The Emerging Role of Soluble Adenylyl Cyclase in Primary Biliary Cholangitis.

Chang JC, Beuers U, Oude Elferink RP et al.

Tytgat Institute for Liver and Intestinal Research, Academic Medical Center, University of Amsterdam, Amsterdam, The Netherlands.

Digestive diseases (Basel, Switzerland). 2017.

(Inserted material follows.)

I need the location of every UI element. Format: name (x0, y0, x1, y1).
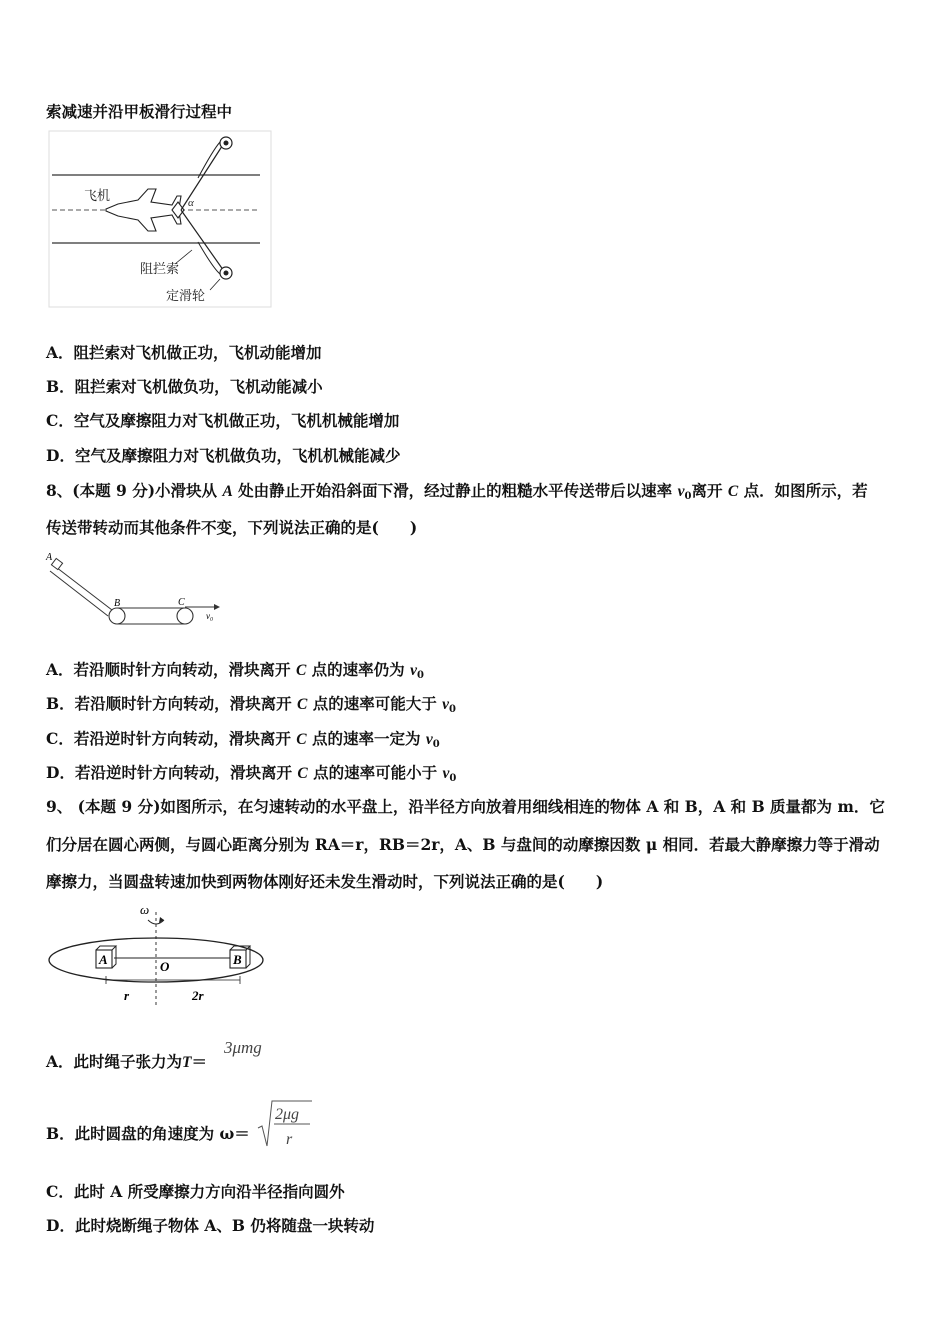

Primary biliary cholangitis (PBC; previously referred to as primary biliary cirrhosis) is a chronic fibrosing cholangiopathy with the signature of an autoimmune disease and features of intrahepatic cholestasis. Immunosuppressing treatments are largely unsuccessful. Responsiveness to ursodeoxycholic acid and reduced expression of anion exchanger 2 (AE2) on canalicular membranes and small bile ducts underline the importance of bicarbonate transportation in its disease mechanism. Soluble adenylyl cyclase (sAC; ADCY10) is an evolutionarily conserved bicarbonate sensor that regulates apoptosis, barrier function and TNF signaling. Key Messages: The biliary epithelium defends against the toxic bile by bicarbonate secretion and by maintaining a tight barrier. Passive diffusion of weak acid conjugates (e.g. bile salts and other toxins) across plasma membrane is pH-dependent. Reduced AE2 expression results in both reduced bicarbonate secretion and accumulation of bicarbonate in the cells. Increased intracellular bicarbonate leads to increased sAC activity, which regulates bile salt-induced apoptosis. Reduced bicarbonate secretion causes more bile salts to enter cells, which further increase sAC activity by releasing intracellular Ca2+ store. In vitro studies demonstrate that inhibition of sAC not only corrects sensitization to bile salt-induced apoptosis as a result of AE2 down-regulation but also prevents bile salt-induced apoptosis altogether. Targeting sAC is also likely to slow down disease progression by strengthening the barrier function of biliary epithelia and by reducing oxidative stress as a result of chronic inflammation.sAC is a potential therapeutic target for PBC. More in vitro and in vivo studies are needed to understand how sAC regulates bile salt-induced apoptosis and to establish its therapeutic value in PBC and other cholestatic cholangiopathies.